Валентин Распутин (Румянцев) - страница 305

Добавлю к этому собственное впечатление о посёлке, сохранившем название родной деревни писателя. Именно в тот год, о котором идёт речь в диалоге, мы приехали в Аталанку на день втроём: Распутин, я и журналист иркутской газеты. На улице к знаменитому земляку подходили люди — мужчины всё какие-то потерянные, помятые, иные с явными признаками известной слабости, женщины озабоченные, словно бы вдруг вспомнившие, что они способны и улыбаться. Школа-восьмилетка, лишившаяся из-за пожара собственного здания, ютилась в заброшенном детском саду. Мы вошли. Ребята в тот холодный весенний день сидели за старыми домашними столами в верхней одежде, от щелястого пола сквозило. Комнаты с тонкими перегородками и наспех навешенными дверями полнились голосами из соседних «классов». Детей в школе не кормили: власти не имели на это денег… Со сжавшимся сердцем вспомнил я свою маленькую деревню военного сорок второго года, детсад, который был открыт колхозом для нас, голодающих малышей, чистую и тёплую, с домашними печами, начальную школу, куда мы заглядывали иногда к своим старшим братьям или сёстрам. Какие же враги принесли на обогревавшую нас прежде землю такое разорение?

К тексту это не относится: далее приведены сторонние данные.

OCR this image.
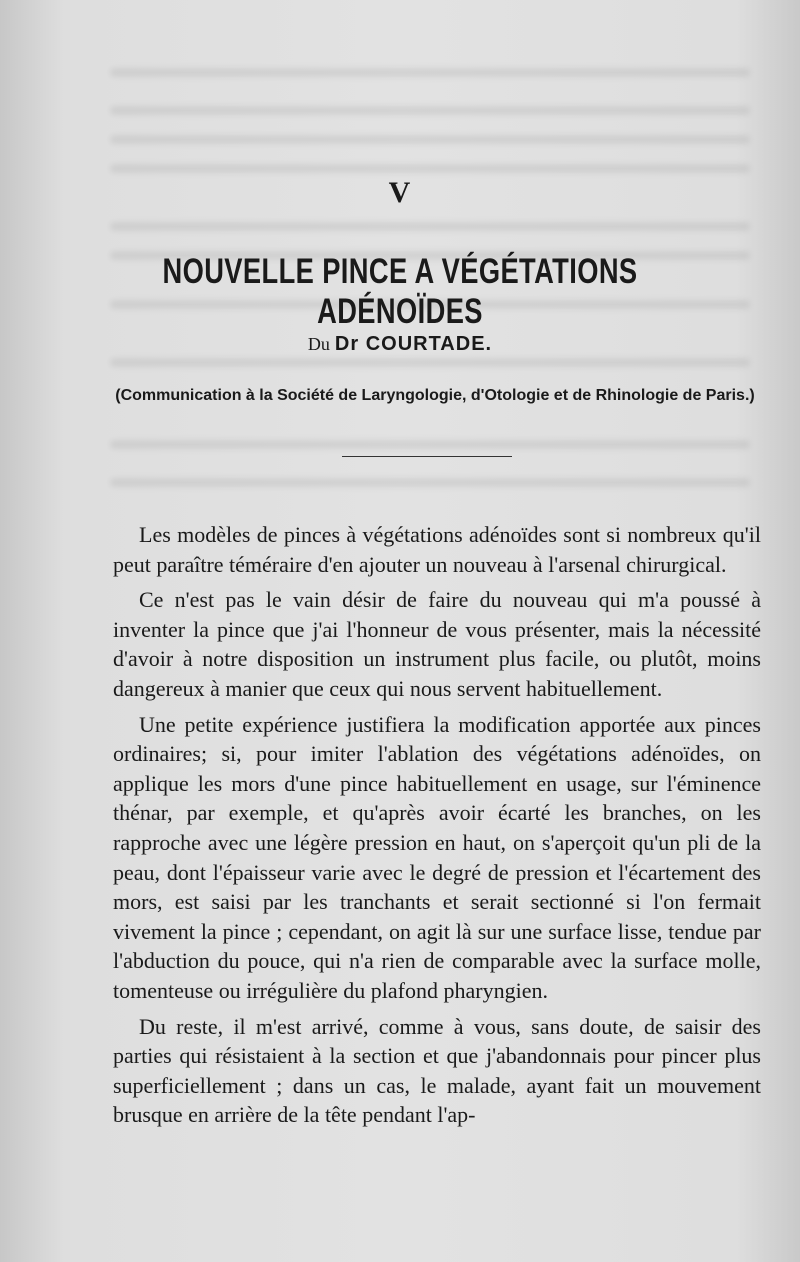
V
NOUVELLE PINCE A VÉGÉTATIONS ADÉNOÏDES
Du Dr COURTADE.
(Communication à la Société de Laryngologie, d'Otologie et de Rhinologie de Paris.)

Les modèles de pinces à végétations adénoïdes sont si nombreux qu'il peut paraître téméraire d'en ajouter un nouveau à l'arsenal chirurgical.

Ce n'est pas le vain désir de faire du nouveau qui m'a poussé à inventer la pince que j'ai l'honneur de vous présenter, mais la nécessité d'avoir à notre disposition un instrument plus facile, ou plutôt, moins dangereux à manier que ceux qui nous servent habituellement.

Une petite expérience justifiera la modification apportée aux pinces ordinaires; si, pour imiter l'ablation des végétations adénoïdes, on applique les mors d'une pince habituellement en usage, sur l'éminence thénar, par exemple, et qu'après avoir écarté les branches, on les rapproche avec une légère pression en haut, on s'aperçoit qu'un pli de la peau, dont l'épaisseur varie avec le degré de pression et l'écartement des mors, est saisi par les tranchants et serait sectionné si l'on fermait vivement la pince ; cependant, on agit là sur une surface lisse, tendue par l'abduction du pouce, qui n'a rien de comparable avec la surface molle, tomenteuse ou irrégulière du plafond pharyngien.

Du reste, il m'est arrivé, comme à vous, sans doute, de saisir des parties qui résistaient à la section et que j'abandonnais pour pincer plus superficiellement ; dans un cas, le malade, ayant fait un mouvement brusque en arrière de la tête pendant l'ap-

Но вернёмся к диалогу. То, что сказал журналисту Валентин Григорьевич после рассказа о своём разорённом родном уголке, стало для меня и ожидаемым, и неожиданным размышлением:

«Мы не знаем, что происходит с народом, сейчас это самая неизвестная величина. Албанский народ или иракский народ нам понятнее, чем свой. То мы заклинательно окликаем его с надеждой: народ, народ… народ не позволит, народ не стерпит… То набрасываемся с упрёками, ибо и позволяет, и терпит, и договариваемся до того, что народа уже и не существует, выродился, спился, превратился в безвольное, ни на что не способное существо.

Вот это сейчас опаснее всего — клеймить народ, унижать его сыновним проклятием, требовать от него нереального образа, который мы себе нарисовали. Его и без того беспрерывно шельмуют и оскорбляют в течение десяти лет из всех демократических рупоров. Думаете, с него всё как с гуся вода? Нет, никакое поношение даром не проходит. Откуда же взяться в нём воодушевлению, воле, сплочённости, если только и знают, что обирают его и физически, и морально.

Достоевским замечено: „Не люби ты меня, а полюби ты моё“, — вот что вам скажет народ, если захочет удостовериться в искренности вашей любви к нему. Вот эта жизнь в „своём“, эта невидимая крепость, эта духовная и нравственная „утварь“ национального бытия и есть мерило народа.

Так что осторожнее с обвинениями народу — они могут звучать не по адресу.